Each cover is based on the story in the book, though, of course, it won't be obvious until you read it. But Stephen has put together the story elements in an exciting way. Here's a rundown:

The first book in the trilogy, Beware the Jabberwock, deals with an attempt by ex-Soviet hardliners and discontents in the U.S. to restore their hold on power through a shocking action in Toronto. The cover features American and Soviet symbols along with a mortar firing in front of the Toronto skyline. Burke Hill, ex-FBI agent who becomes clandestine director for a Washington PR firm that's a CIA spinoff, appears in all three books.

For the second book, it's a black cover that highlights a night view of South Korea's National Treasure No. 1, Seoul's Great South Gate. The title at the top—The Poksu Conspiracy—includes the Korean word for "vengeance." It has a different meaning in Chinese, which you'll learn in the book. Just beneath the photograph are the hangul (Korean) characters for poksu. The plot involves vengeance taken upon civilian leaders in South Korea who favor close cooperation with America.

The last book in the trilogy, Overture to Disaster, has a cover that features two images that relate to the plot. The one that fills most of the area shows a row of cannons firing, with a hammer and sickle showing faintly in the darkness above, covered in part by a large "DISASTER." At the top, beside a smaller "OVERTURE," flies an Air Force MH-53J Pave Low III helicopter.

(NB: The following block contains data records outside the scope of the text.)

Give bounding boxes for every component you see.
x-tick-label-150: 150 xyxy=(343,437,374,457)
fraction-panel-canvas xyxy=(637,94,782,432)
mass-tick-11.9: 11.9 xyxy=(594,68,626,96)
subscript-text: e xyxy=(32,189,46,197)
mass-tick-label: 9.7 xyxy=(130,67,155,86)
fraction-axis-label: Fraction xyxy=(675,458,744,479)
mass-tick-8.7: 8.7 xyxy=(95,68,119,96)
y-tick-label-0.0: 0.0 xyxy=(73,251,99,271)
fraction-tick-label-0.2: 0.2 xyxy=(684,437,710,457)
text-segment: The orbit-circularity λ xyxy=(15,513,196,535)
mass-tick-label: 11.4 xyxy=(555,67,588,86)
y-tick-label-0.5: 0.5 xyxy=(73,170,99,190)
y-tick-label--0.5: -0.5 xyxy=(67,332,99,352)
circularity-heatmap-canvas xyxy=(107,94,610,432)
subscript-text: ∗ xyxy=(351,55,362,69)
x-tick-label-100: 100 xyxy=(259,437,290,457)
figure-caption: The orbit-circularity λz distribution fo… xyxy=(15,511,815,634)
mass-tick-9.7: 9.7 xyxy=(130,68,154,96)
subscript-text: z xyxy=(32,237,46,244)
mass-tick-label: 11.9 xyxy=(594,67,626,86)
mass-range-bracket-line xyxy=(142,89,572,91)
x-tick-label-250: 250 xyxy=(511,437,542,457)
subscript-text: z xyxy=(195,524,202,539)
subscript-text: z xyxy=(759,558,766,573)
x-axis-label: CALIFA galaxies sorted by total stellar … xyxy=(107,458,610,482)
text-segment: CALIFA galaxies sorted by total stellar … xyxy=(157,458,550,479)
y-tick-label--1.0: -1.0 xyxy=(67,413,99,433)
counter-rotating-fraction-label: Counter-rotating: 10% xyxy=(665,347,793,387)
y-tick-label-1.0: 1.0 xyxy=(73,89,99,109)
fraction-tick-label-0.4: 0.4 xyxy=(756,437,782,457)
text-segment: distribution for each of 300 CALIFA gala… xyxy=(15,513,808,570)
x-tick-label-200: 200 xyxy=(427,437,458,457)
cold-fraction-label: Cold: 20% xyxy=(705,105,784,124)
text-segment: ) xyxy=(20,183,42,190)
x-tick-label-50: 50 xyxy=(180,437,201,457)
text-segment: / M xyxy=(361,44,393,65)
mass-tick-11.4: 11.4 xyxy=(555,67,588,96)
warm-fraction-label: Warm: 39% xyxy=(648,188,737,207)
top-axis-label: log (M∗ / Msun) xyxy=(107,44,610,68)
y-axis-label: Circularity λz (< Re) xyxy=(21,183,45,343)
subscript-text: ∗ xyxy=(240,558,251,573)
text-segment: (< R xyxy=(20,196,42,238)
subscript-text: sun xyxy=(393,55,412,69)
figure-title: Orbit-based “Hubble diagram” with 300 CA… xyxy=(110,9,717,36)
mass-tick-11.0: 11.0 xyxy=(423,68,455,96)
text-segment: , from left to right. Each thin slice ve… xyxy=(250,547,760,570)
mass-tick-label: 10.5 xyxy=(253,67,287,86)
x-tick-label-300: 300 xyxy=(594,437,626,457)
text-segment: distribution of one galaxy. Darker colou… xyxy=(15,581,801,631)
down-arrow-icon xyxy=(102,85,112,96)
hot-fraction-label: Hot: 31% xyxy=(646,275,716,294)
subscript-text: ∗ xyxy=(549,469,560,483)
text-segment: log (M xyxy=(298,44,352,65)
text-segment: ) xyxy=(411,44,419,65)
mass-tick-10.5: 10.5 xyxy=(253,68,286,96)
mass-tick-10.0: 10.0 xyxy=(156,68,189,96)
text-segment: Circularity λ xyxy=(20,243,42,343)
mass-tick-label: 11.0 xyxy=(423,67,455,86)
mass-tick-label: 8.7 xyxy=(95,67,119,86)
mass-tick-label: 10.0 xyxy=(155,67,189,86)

All of these images tie into the story, which involves a faction of former KGB operatives carrying out a disastrous scheme in Washington as part of an effort to revive the old Soviet Union.

The cover for Hellbound, my favorite, shows the back of a bus in flames, partially covered by the title in small-to-large letters. In  this dramatic scene, the plot is capsuled in smaller letters: "The Mafia targets a busload of seniors..." The plot involves a bus full of seniors from a suburban Nashville church, which, unknown to the other passengers, includes a man who years before decimated a Mafia "family" with his testimony in federal court.

It is certainly logical that the cover sells the book, but the cover must be seen to be sold. Unfortunately, these days most of us don't find our books on the shelf in a store. Our covers aren't seen unless we get them out there in some sort of promotion, like on BookBub or Freebooksy or Awesome Gang or you name it. Twitter, Facebook, etc. But I'll keep going for great covers and hope they're seen.

Visit me at ChesterDCampbell.com.

3 comments:

Linda Thorne said...

Good article. Loved Hellbound. Understand you have a presentation at 7:00 p.m. a week from tomorrow at Bookman Bookwoman. See you there.

Linda Thorne said...

Whoops, I meant 6:00 p.m. at Nashville's Bookman Bookwoman. I'd hate for someone to show up an hour late because I posted the wrong time.

Chester Campbell said...

Thanks, Linda. We'll be there at the right time, hopefully.